By now we’ve all heard the same line spouted from successive unionist activists- that Scotland should not be permitted to hold a second referendum on the basis that we had one in 2014.


Laying aside the fact that a recent Ipsos Mori poll showed that 56% of Scots believe there should be a second referendum, we have to consider what it would mean for democracy if the Scottish people are denied the opportunity to change their minds.


To start with, it’s important to understand the fundamental flaw that exists at the heart of the unionist argument; for they mistake democracy as being a one-off irregular event. That’s not what it is at all; democracy does not start and end with casting our vote, rather it is a continuing and evolving process whereby the electorate of the day make decisions based on the information available to them at the time.


It’s for that exact reason that we have elections at regular intervals; because we accept that, over the course of five years or so, circumstances change, and the electorate should be able to make a decision based on those changes. It’s inconceivable that we would not seek to apply the same logic to Scottish independence; especially when the political landscape has transformed as significantly as it has.


I am, of course, talking predominantly about Scotland being dragged out of the EU against its will here. But there is also so much more to consider, we’re still waiting for the vow to be delivered, Boris Johnson (a man who called gay people ‘tank-topped bum boys’, said Muslims wearing burqas look like ‘letterboxes’, and called African children suffering with AIDS ‘aid-ridden choristers’) is now the Prime Minister, and devolution seems to be more under threat than ever.


With all of this going on, it’s clear that there has been a significant and material change in circumstances from 2014 which ought to unlock the ability of the Scottish people to reconsider their position on independence.
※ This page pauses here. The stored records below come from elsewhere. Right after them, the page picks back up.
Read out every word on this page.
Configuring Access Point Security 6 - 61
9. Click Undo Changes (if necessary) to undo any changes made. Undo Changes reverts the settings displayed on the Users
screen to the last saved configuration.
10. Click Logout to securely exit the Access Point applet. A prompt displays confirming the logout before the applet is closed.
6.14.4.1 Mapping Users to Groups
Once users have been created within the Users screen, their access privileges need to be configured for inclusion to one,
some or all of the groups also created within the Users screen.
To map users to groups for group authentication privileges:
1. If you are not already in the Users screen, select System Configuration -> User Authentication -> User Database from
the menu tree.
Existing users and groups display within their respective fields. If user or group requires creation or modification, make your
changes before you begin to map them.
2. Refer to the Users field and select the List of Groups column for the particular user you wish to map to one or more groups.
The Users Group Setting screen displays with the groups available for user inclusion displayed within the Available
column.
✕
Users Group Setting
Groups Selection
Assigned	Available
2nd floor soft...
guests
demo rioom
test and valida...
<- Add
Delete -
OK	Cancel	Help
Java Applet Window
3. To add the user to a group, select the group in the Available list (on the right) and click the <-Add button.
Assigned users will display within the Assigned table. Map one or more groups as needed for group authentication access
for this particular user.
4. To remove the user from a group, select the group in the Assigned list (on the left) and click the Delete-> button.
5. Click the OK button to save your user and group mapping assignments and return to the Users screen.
This is a key principle upon which the SNP have fought, and won, the 2016 Scottish election and the three UK General Elections in Scotland since the first referendum.


And Scotland isn’t alone in thinking that issues should be put back to voters when there is a substantiated change in circumstances; when amendments were made to the Maastricht treaty (which created the EU from its predecessor, the European Economic Community) Danish voters approved the treaty, having rejected it little more than a year prior. Ireland has, on two occasions, held referendums on issues that the public had already voted — firstly with the Nice treaty, and secondly with the Lisbon treaty. On both of these occasions, amendments had also been made which were considered significant enough to allow the voters to think again.
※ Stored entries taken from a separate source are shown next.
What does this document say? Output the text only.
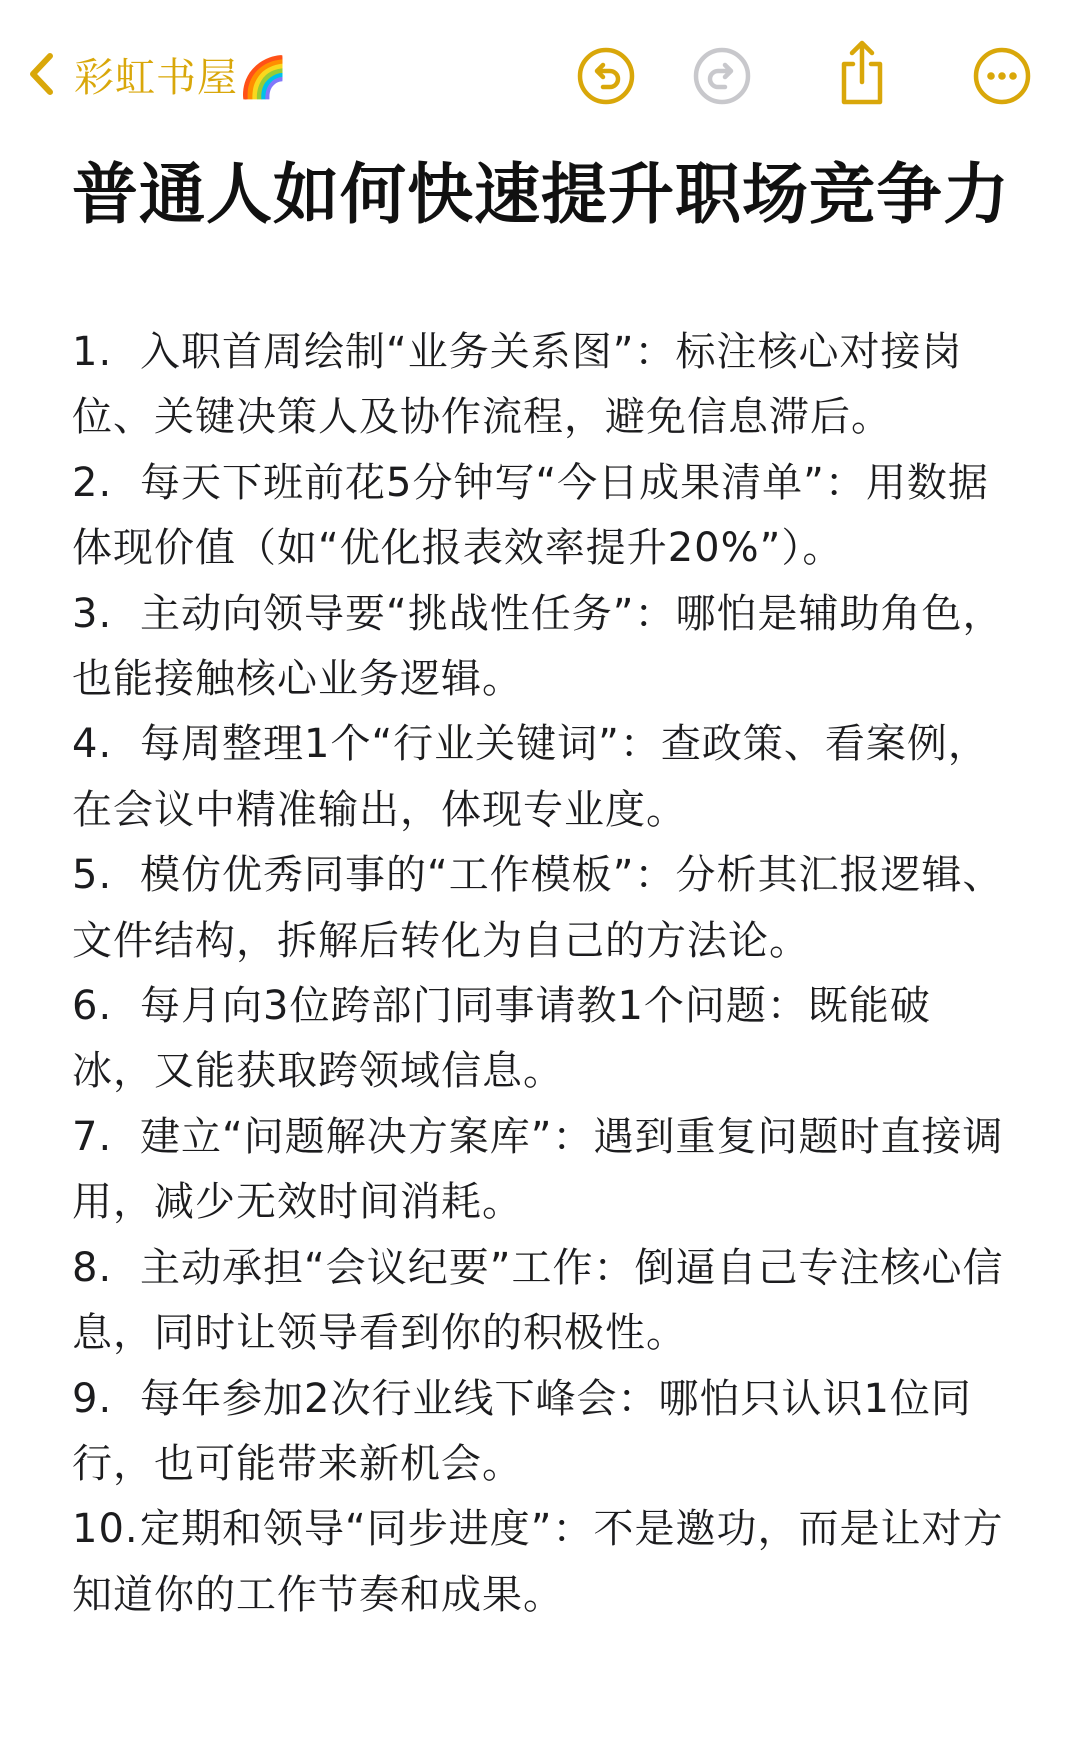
彩虹书屋🌈
普通人如何快速提升职场竞争力
1. 入职首周绘制“业务关系图”：标注核心对接岗位、关键决策人及协作流程，避免信息滞后。
2. 每天下班前花5分钟写“今日成果清单”：用数据体现价值（如“优化报表效率提升20%”）。
3. 主动向领导要“挑战性任务”：哪怕是辅助角色，也能接触核心业务逻辑。
4. 每周整理1个“行业关键词”：查政策、看案例，在会议中精准输出，体现专业度。
5. 模仿优秀同事的“工作模板”：分析其汇报逻辑、文件结构，拆解后转化为自己的方法论。
6. 每月向3位跨部门同事请教1个问题：既能破冰，又能获取跨领域信息。
7. 建立“问题解决方案库”：遇到重复问题时直接调用，减少无效时间消耗。
8. 主动承担“会议纪要”工作：倒逼自己专注核心信息，同时让领导看到你的积极性。
9. 每年参加2次行业线下峰会：哪怕只认识1位同行，也可能带来新机会。
10.定期和领导“同步进度”：不是邀功，而是让对方知道你的工作节奏和成果。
What this demonstrates is that is that a second referendum would not be some unprecedented, extraordinary event — especially when you consider that the changes that warranted new referendums in Denmark and Ireland pale in comparison to the transformation that Scotland has seen in the past six-and-a-half years.


The political landscape here is completely different from the context that the 2014 referendum took place in; and, if we follow the democratic ideals pushed forward by Denmark and Ireland, then we have to arrive at the conclusion that IndyRef2 is not just a matter of policy; it is a fundamental indicator of how truly democratic we are as a nation.


Of course, unionist voices will likely seek to rebut this position by making the argument that Alex Salmond himself claimed IndyRef1 was a ‘once in a generation vote’, and he did—nobody denies that. However, Scotland has seen a much more radical distortion of the political landscape than we ever could have expected to have experienced in a generation or more. The scale and impact of the events of the last six-and-a-half years would normally be enough to fill an entire generation, or even two or three. And if we want to stick religiously by every single claim made by politicians during the first campaign, then Scotland should still be in the EU, the Scottish Parliament should have more powers rather than having powers stolen by Westminster, and we should be being treated as an ‘equal nation’.


We’re not, and so it’s time for the Scottish people to be offered the chance to reflect on whether this is the type of Scotland they voted for in 2014, and they should be afforded the opportunity to change their mind.